The president also proposed extending benefits for widows and the elderly who had received payments for 20 years. He is also in favor of moving to a more generous criterion for determining the annual adjustment of the social security cost of living.


Outside of Medicare for All, making Medicare accessible to young workers is the smartest way to expand the program ( And with millions of Americans retiring earlier than expected due to the pandemic, the expansion would help them control their healthcare costs.

Senator Bernie Sanders is pushing to reduce the age of Medicare eligibility from 65 to 60 or younger as part of the big infrastructure spending bill that is now taking shape. His proposal would also add dental, vision and hearing care to Original Medicare. This change would fill a gap in coverage that makes absolutely no sense, given that these services are an essential part of overall preventive good health (


Medicare should also be expanded to include long term care coverage. This remains one of the biggest gaps in our retirement insurance net: The commercial insurance market continues to shrink and Medicaid remains the biggest payer – and the one of last resort.

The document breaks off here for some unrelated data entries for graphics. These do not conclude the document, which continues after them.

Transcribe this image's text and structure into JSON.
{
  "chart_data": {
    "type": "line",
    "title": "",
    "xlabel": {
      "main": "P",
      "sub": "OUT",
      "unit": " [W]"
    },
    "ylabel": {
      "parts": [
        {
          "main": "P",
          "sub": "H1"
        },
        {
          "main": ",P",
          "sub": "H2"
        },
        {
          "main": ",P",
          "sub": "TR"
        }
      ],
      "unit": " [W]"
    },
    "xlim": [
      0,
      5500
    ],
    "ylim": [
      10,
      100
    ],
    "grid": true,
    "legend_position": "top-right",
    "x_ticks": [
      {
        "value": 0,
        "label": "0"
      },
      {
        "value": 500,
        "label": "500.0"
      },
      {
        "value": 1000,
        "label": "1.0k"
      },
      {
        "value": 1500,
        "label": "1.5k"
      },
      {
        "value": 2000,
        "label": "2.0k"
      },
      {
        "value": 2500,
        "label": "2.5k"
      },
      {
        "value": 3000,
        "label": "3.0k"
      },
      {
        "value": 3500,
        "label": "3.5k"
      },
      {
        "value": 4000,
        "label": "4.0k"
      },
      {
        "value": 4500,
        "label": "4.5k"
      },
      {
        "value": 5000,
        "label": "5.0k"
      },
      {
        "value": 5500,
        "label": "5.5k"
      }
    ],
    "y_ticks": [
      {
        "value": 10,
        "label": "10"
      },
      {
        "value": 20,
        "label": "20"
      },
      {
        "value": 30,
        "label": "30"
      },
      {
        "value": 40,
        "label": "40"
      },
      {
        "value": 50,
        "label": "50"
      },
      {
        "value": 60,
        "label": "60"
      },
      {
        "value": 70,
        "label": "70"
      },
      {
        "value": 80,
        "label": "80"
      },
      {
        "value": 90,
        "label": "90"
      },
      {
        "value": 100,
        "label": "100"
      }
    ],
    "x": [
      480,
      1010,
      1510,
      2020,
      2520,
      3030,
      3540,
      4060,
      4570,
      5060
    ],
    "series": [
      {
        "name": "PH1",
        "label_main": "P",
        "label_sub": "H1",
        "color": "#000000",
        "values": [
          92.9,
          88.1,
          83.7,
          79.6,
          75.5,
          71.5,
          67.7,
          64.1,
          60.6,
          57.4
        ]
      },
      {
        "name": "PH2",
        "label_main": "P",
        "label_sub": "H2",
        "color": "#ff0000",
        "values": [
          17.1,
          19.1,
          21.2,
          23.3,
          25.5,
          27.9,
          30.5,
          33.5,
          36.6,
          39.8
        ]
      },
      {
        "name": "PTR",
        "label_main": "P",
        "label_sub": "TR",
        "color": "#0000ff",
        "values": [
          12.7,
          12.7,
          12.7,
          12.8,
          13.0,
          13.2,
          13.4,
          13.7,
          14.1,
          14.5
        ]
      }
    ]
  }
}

The smart solution would add a base of coverage to Medicare, with all workers contributing throughout their working lives. This could be associated with streamlined and cheaper private policies that could be sold as supplements to basic health insurance.

This approach was proposed by several bipartite research groups in 2016, and it’s an idea worth revisiting ( And the 2021 Medicare for All law recently introduced in the House of Representatives provides comprehensive long-term care coverage for the elderly and people with disabilities.


The share of households headed by someone over 65 will rise from 26% in 2018 to 34% in 2034, according to the Joint Center for Housing Studies at Harvard University – and the share of households aged 80 and over will increase further faster.

The country’s housing stock is far from ready to welcome this wave of age. A small percentage of housing units have age-appropriate modifications such as single story living, step-free entry, and extra-wide hallways and doors for wheelchair access.

And affordability is a critical issue. Nearly 10 million retirement-age households face housing-related financial burdens, which means housing consumes more than 30% of their income, according to Harvard. Homelessness among the elderly is on the increase (

Increased funding for the Section 8 housing subsidies would help, along with increased funding for the Low Income Housing Tax Credit program and increased funding for Section 202 (Program Housing Support Services for the Elderly), which has historically funded new construction as well as operating costs for housing for the elderly, said Jennifer Molinsky, senior research associate at the Harvard center.

“We need both more rent assistance and more funding to expand the supply of affordable housing,” she said.